Now for a little about my background: I grew up in the Bay Area, California and lived in Los Angeles as an undergraduate, so I must confess my first New England winter was a little challenging to get used to (although I did enjoy all the activities that came with it, like cider donuts and snow days). Now that spring is here and the sun is back out, I’m excited for more bike rides! Wherever I go, my bike and a book are usually not too far away.

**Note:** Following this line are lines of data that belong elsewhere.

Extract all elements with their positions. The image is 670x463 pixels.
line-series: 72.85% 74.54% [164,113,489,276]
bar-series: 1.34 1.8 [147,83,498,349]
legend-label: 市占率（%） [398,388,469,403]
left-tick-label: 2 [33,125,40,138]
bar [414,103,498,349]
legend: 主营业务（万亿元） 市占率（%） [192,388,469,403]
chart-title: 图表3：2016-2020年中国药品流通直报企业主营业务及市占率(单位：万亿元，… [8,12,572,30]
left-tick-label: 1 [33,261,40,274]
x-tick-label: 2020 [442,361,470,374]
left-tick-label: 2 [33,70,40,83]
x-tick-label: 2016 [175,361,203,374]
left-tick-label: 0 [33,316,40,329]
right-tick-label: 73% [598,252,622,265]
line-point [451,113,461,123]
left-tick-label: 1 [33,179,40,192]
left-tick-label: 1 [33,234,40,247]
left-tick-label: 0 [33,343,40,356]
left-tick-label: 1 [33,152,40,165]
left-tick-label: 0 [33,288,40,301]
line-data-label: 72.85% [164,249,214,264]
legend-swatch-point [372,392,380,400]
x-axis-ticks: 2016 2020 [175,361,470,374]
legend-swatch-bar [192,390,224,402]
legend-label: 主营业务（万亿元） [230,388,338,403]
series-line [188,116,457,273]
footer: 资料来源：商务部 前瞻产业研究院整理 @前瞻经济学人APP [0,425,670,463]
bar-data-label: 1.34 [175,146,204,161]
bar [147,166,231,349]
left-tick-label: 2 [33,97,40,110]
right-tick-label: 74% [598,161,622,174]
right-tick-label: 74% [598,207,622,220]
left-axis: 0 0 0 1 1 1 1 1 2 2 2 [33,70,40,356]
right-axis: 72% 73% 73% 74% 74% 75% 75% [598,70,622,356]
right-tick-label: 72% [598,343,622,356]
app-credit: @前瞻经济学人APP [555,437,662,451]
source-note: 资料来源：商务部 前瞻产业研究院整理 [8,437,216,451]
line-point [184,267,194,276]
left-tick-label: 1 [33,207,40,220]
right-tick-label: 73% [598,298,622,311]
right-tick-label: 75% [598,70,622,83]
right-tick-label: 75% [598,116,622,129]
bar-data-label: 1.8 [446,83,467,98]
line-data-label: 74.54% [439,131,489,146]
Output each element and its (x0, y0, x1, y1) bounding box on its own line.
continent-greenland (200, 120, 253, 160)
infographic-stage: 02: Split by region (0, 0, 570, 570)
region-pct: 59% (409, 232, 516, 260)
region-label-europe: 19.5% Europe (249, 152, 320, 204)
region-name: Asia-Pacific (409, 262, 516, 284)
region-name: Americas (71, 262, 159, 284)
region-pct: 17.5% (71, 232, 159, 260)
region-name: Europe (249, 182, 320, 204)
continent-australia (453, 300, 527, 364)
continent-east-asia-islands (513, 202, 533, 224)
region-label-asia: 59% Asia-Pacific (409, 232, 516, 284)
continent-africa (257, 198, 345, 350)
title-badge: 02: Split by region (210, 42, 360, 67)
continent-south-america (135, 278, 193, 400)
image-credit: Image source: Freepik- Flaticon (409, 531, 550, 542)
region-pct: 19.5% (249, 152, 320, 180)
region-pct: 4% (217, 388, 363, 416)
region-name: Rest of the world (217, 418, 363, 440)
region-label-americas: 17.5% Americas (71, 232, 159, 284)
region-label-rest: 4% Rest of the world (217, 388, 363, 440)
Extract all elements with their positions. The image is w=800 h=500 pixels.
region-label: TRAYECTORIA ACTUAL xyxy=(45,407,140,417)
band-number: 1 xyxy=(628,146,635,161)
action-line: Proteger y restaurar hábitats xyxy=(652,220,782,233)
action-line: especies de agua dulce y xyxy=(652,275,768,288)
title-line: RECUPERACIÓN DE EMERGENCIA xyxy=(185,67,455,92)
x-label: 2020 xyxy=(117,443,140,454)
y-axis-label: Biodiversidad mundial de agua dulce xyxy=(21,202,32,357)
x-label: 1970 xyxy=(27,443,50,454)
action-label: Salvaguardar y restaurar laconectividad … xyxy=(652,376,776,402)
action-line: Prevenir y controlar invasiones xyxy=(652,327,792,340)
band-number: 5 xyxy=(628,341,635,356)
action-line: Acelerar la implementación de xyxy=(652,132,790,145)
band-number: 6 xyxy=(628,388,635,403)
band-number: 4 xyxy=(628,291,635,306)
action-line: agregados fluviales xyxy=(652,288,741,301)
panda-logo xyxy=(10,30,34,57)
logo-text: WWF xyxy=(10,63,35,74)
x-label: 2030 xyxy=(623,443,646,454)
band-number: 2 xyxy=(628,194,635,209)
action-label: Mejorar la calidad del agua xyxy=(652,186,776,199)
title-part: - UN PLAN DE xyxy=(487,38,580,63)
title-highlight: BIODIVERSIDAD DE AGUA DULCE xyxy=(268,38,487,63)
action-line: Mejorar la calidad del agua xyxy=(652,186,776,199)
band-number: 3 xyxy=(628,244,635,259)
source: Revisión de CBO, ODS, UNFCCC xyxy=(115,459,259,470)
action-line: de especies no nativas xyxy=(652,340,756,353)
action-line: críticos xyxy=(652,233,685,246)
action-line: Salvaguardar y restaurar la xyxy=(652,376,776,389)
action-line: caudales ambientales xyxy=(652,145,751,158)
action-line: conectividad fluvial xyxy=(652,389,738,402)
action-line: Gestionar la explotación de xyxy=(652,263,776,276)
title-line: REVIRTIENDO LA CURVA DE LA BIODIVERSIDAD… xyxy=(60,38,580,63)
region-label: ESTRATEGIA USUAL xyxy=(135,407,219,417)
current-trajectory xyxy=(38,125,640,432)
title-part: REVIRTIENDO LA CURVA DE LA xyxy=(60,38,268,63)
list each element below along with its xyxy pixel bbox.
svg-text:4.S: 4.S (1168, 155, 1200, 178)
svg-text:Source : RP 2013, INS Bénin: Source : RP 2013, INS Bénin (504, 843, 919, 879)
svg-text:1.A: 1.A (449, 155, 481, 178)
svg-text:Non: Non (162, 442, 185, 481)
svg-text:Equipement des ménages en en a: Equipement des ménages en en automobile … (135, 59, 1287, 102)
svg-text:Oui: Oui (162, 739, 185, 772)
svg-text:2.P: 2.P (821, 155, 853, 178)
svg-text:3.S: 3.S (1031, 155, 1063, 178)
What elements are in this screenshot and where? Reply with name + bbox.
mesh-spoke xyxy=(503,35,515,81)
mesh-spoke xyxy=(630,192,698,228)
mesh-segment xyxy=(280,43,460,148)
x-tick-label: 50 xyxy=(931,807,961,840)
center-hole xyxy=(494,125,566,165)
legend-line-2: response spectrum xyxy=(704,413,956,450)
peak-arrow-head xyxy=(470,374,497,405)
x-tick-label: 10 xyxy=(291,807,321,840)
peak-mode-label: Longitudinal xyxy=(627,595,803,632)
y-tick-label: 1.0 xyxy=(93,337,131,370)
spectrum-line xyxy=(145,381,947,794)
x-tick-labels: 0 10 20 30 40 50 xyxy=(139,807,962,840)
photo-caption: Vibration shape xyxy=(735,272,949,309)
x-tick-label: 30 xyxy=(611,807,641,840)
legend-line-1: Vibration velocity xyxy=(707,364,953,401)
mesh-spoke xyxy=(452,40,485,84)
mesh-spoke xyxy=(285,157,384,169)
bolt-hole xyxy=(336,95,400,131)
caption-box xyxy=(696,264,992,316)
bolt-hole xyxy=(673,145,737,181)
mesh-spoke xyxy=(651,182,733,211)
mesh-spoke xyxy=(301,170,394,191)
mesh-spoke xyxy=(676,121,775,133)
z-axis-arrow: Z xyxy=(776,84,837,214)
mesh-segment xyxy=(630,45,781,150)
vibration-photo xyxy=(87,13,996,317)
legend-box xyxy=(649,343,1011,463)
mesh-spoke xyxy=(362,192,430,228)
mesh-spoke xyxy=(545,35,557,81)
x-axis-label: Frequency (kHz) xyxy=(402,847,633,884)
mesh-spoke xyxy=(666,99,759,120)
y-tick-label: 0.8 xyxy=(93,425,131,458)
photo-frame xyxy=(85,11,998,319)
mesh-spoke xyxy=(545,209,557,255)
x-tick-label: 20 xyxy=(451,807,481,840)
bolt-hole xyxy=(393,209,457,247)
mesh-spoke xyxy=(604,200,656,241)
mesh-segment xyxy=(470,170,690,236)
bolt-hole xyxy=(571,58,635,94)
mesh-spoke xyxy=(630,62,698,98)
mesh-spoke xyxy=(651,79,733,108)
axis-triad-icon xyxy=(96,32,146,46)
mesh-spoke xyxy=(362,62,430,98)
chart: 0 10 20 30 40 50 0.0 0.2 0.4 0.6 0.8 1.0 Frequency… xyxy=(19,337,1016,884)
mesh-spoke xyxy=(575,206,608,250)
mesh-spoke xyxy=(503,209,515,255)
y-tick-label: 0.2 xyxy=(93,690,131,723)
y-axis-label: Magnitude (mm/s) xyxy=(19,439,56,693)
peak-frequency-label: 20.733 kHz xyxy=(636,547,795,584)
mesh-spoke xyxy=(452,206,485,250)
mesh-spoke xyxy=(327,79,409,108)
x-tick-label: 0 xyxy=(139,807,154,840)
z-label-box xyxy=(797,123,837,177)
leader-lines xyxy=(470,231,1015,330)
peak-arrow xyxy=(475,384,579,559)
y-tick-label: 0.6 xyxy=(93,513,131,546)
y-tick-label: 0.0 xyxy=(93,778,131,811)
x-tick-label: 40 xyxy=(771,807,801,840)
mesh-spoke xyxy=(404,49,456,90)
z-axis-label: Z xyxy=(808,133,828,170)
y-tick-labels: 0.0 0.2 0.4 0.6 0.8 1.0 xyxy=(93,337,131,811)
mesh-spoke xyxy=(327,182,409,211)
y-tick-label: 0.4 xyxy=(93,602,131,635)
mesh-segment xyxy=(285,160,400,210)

My first entry point into the museum world was when I worked in a visitor services position at the Hammer Museum. I quickly fell in love with the power of art to connect people and ideas, and wanted to become more involved with the behind-the-scenes aspect of programming. After interning in the education department at the de Young Museum in San Francisco, I knew for sure this labor of love was for me, and decided to pursue my Master’s for more related opportunities. Since moving to Boston and starting the Tufts’ program, I started a collections internship at the Fitchburg Art Museum, and have happily discovered another possible career niche. Ultimately, this first year in the Tufts’ dual program has been incredible, and I can’t wait for another year of enjoyable challenges, new perspectives, and more learning.
Amanda S. Wall
I am Amanda and am so excited to be your new Museum Education Editor. I am originally from New York by way of Los Angeles and have just completed my first year in the Museum Education M.A. program. My journey to Museum Education started as a child with a love for museums and archaeological sites. I loved learning everything and was always so enthused to share what I learned with others. Museums were a way to connect with the past to understand the present. This love led me to pursue a B.A. in Anthropology and a minor in Spanish, concentrating in Bioarchaeology, at SUNY New Paltz. While at New Paltz, I had the chance to conduct research on a newly discovered skeletal population culminating in a final project and poster on sex determination. I also had the opportunity to attend an Archaeological field school at the National Historic Landmark, Historic Huguenot Street. Upon graduating, I chose to serve as an AmeriCorps volunteer with City Year New York working with students at an East Harlem elementary school.
Although I loved both archaeology and education, I wasn’t clear on how I could pursue both interests until I began volunteering at the Natural History Museum of Los Angeles County. I started as a Gallery Interpreter, becoming certified in five different exhibitions as a Docent-in-Training, before moving on to the Vertebrate Paleontology collections team where I worked rehousing, inventorying, and researching archival techniques. My experience at NHM led me to realize that a profession in the Museum field would be a perfect way to merge my two academic interests. In the coming year I will be interning with the MIT Museum and the Tsongas Industrial History Center. In my free time I love to hike, travel, and play with my dog. As the Tufts Museum Studies Blog’s Museum Education Editor I will be focusing on museums and the public sphere, both in terms of education and how we are relating to and engaging our public.
We are really looking forward to further exploring and discussing the museum world with you, and we welcome you to contribute as guest author at any time. We hope you enjoy reading our posts, contributing to the conversation, and exploring the museum world with us this year!